Photo: Supplied/ the Business & Human Rights Resource Centre
An environmental legal fund have sued US President Donald Trump in response to an executive order rolling back commercial fishing protections in the Western Pacific.
The April 17th order, "Unleashing American commerical fishing in the Pacific", expands fishing rights within the Pacific Remote Islands Marine National Monument, a protected area which surrounds various American-owned islands.
The monument was established by President Bush in 2009. President Obama in 2014 expanded the size of the monument to around 1,270,000 square kilometers of ocean space - or about twice the size of the state of Texas.
Obama also completely banned commercial fishing activity from that space.
Trump's order reverses those bans, which Earthjustice claimed leaves more than 80 percent of the monument's total area open to fishing.
David Henkin, lead attorney for the case, told RNZ Pacific that is illegal.
"The Antiquities Act gives American presidents the power to create national monuments and to reserve those lands to protect the resources, but it's one way ratchet.
"It doesn't give a president the ability to destroy a monument by stripping from it the essential protections that are necessary to preserve the the objects of historic and scientific interests within the monument."
Trump's side argues that the presence of commercial fishing vessels doesn't pose a significant threat to marine life.
"A host of federal protections exist under current laws and agency management designations to protect the area's natural resources, vulnerable marine species, and unique habitats, such as coral and seamount ecosystems."
Henkin's suit contends that vessels would actually pose a massive risk, directly contradicting Trump's justification for bypassing the Antiquities Act.
Species of critically endangered sea turtles in transit, as well as coral species and various other marine animals would be made vulnerable to fishing, Henkin said.
"There is a lot of interaction with all of these species which are supposed to be protected under the US Endangered Species Act. Yet the Fishery Service, which is charged with implementing the Act, failed to do any analysis about the effects of opening these protected areas to activities that they know kill and injure endangered and threatened sea turtles.
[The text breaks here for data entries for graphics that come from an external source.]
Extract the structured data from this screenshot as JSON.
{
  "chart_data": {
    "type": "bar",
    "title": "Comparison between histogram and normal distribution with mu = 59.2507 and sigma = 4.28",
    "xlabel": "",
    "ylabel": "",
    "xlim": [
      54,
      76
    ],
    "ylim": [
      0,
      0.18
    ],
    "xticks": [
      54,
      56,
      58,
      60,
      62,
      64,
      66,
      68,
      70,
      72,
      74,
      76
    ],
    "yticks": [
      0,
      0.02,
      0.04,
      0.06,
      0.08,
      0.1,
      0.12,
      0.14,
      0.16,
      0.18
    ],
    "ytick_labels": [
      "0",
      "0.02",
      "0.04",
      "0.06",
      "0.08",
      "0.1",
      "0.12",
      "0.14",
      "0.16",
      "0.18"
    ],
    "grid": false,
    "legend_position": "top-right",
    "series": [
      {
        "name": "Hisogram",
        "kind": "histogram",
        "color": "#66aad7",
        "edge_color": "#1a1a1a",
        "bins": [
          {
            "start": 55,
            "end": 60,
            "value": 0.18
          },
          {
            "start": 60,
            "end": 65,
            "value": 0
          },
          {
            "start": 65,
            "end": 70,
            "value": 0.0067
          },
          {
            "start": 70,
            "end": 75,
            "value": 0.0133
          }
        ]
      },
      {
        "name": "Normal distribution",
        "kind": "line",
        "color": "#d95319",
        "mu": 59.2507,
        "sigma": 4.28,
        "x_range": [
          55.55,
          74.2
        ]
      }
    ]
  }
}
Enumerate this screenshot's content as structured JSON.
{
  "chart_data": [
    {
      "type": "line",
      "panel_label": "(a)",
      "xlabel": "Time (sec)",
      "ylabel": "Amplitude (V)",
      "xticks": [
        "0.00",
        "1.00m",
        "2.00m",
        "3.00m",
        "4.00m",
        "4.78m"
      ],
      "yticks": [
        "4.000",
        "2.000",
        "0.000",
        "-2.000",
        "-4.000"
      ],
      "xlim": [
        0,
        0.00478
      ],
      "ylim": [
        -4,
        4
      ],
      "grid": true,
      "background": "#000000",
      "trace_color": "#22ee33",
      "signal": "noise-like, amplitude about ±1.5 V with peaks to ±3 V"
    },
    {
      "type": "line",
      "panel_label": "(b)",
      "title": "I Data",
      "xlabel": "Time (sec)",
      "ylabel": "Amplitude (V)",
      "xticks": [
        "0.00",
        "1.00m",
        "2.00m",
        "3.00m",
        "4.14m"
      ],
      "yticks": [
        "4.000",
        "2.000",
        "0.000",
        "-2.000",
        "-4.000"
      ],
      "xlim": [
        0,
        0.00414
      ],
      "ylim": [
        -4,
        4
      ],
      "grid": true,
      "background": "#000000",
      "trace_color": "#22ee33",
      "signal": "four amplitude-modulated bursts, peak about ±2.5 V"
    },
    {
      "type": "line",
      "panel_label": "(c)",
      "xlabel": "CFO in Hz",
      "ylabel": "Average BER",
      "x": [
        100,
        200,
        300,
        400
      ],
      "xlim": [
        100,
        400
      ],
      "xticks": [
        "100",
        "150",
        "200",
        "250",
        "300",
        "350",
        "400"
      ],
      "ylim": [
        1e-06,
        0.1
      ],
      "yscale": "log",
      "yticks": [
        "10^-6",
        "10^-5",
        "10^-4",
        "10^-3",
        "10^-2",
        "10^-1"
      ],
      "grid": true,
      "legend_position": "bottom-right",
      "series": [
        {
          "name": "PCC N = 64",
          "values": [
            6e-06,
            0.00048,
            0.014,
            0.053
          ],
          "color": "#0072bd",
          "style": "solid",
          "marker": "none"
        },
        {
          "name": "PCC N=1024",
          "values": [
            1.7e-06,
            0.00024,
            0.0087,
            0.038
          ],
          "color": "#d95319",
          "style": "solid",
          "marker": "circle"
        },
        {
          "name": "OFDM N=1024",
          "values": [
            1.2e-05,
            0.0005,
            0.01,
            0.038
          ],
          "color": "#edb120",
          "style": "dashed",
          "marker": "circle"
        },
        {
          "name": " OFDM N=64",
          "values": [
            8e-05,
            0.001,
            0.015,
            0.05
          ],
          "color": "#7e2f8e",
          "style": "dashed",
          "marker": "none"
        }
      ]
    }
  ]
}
"It's that web of life that President Trump's proclamation and the Fisheries Service opening it to commercial fishing is tearing apart."
US Exclusive Economic Zones of the US Western Pacific region. Photo: Supplied
Trump says monument is "detrimental" to territories, fishing industry
At the same time, nearly half of US-owned territory in the Pacific Ocean had been made unavailable for fishing, Trump stated in the order.
"This has driven American fishermen to fish further offshore in international waters to compete against poorly regulated and highly subsidized foreign fleets.
"This disadvantages honest United States commercial fishermen and is detrimental for United States territories like American Samoa, whose private sector economy is over 80 percent dependent on the fishing industry."
One of Trump's supporters in the Pacific, Congresswoman Uifa'atali Aumua Amata of American Samoa, said that the food security that extra fishing provides for is vital for her community.
"Neither Presidents Bush, Obama or Biden ever asked American Samoa what they wanted before they took away our indigenous fishing rights without any science... President Trump asked and acted."
Henkin said it reflects Trump's "complete ignorance" about the Pacific.
"You need to go for days and days to get to Johnston Atoll, or to get to Jarvis Island and certainly Wake Island. There are fishing grounds much closer to the main Hawaiian Islands or to American Samoa that are and always have been available to fishers there."
Ensuring a space for fish stocks to replenish is vital for sustainability, Henkin argued.
"This is a concept that I think Polynesians long understood by putting areas to off limits to exploitation, you create more abundance. You create spillover effects. And so by protecting the species within the monument, there are more pelagic species, including tuna to catch outside of the monument."
In a separate executive order, 'Restoring American seafood competitiveness', Trump ordered the Secretaries of Commerce and the Interior to "review all existing marine national monuments and provide recommendations to the President of any that should be opened to commercial fishing".